孫子の兵法から「勝つための原則」

正しい勝負を選んでいるほうが勝つ

 正しい勝負とは、どんな新しいことを始めるかです。

 新しいことは、自分の内側から湧き出るモチベーションがあるかどうかです。不毛なことであったり、自分の価値観と合わないことは、正しい勝負とは言えません。また、成功確率が限りなく低いことも、手を出すべきではないでしょう。

 孫子が説くのは勝てる戦いを選ぶことです。

常に準備をしているほうが勝つ

 孫子は、己を知り、敵を知ることの重要性を指摘しました。敵を知るとは、新しく始めることを事前にどれだけ調べているかです。

 始めるにあたって、何が必要なのか、成功するためのポイントは何か、どういう失敗の可能性があるか、何に気をつければよいかです。自分にとっては新しく始めることでも、すでに他の人がやっているのであれば、先人の知恵を知ることは教訓になります。

 何も知らないで新しいことを始めるよりも、事前に準備をして敵を知っておけば、勝つ確率、つまり、新しいことに成功する可能性は高まります。

始め方に工夫をするほうが勝つ

 始め方とは新しいことをどのように始めるかです。

 いきなり大きなリスクは取らずに、小さく始めるとよいのです。小さな PDCA をまわし、想定通りにいくことは何か、想定外は何かを見極めます。やってみて、うまくいくことと機能しなかったことから学び、次の PDCA につなげます。

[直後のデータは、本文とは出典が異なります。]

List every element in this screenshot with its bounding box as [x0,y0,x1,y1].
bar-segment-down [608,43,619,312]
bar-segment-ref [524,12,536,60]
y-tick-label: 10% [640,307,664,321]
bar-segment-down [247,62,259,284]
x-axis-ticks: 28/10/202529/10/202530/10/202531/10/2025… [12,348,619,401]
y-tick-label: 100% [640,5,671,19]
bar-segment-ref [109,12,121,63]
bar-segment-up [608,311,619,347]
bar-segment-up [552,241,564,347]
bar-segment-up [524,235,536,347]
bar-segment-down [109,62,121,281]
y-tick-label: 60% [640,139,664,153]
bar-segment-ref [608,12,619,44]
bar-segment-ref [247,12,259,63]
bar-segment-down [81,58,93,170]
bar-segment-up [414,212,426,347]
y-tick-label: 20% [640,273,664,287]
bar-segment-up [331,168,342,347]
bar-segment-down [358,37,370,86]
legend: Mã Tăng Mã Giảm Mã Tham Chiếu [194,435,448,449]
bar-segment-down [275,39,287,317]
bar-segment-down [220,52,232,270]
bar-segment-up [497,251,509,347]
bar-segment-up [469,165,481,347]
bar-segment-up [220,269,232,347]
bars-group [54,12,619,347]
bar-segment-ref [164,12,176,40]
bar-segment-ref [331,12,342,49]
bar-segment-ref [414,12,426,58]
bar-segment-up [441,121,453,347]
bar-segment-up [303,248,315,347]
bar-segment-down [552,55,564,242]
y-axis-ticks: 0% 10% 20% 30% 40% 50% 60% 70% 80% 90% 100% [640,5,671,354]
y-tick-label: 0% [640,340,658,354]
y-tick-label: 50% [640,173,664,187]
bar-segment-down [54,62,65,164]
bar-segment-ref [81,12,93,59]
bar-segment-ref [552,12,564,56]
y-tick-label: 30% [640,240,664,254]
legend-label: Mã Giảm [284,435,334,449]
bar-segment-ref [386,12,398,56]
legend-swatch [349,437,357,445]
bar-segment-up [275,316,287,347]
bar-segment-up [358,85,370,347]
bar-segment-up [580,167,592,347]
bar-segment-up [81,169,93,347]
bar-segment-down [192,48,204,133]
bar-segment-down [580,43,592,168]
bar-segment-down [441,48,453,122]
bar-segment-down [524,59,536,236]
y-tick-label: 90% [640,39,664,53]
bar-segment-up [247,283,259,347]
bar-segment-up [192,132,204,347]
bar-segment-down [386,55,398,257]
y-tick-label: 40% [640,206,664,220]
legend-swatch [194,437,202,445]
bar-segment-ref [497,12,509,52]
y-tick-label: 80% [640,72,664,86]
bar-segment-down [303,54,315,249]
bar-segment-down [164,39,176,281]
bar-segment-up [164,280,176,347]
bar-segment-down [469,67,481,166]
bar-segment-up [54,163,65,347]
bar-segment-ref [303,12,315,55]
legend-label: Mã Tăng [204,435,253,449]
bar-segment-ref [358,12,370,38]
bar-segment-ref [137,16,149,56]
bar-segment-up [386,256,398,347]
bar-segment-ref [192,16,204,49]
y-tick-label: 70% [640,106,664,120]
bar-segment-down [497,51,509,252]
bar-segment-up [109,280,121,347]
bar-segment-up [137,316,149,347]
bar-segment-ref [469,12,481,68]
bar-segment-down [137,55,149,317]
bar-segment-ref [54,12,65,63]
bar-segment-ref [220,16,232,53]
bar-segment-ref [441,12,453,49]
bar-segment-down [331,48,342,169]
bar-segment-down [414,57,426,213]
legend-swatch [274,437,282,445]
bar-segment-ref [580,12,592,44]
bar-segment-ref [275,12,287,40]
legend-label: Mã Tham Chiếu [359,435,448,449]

 始めるにあたって、代替案を持っておくことも大事です。もしうまくいかなかった場合に、最初の計画や想定に固執するよりも代替案に舵を切る判断も必要です。

味方をしてくれる人が多いほうが勝つ

 味方とは、新しいことを始める自分に協力してくれる人、一緒にやってくれる人、応援してくれる人です。

 自分一人で始めるよりも、誰かと一緒に、または何か困った時に助けてくれる仲間がいれば、新しいことへの挑戦に勝つ確率が高まります。

優れた軍師がいるほうが勝つ

 優れた軍師とは、自分にアドバイスをしてくれる人、メンターや専門家です。

 わからないことや問題が起きた時など何かあった時に、誰に聞けばいいかの ノウハウ の引き出しをどれだけ持っているかです。

 アドバイスから最終的に判断するのは自分自身です。軍師のような専門知識を持ち、信頼できる人からの助言は、最初から最後まで自分だけで進めるよりも勝つ確率が高まります。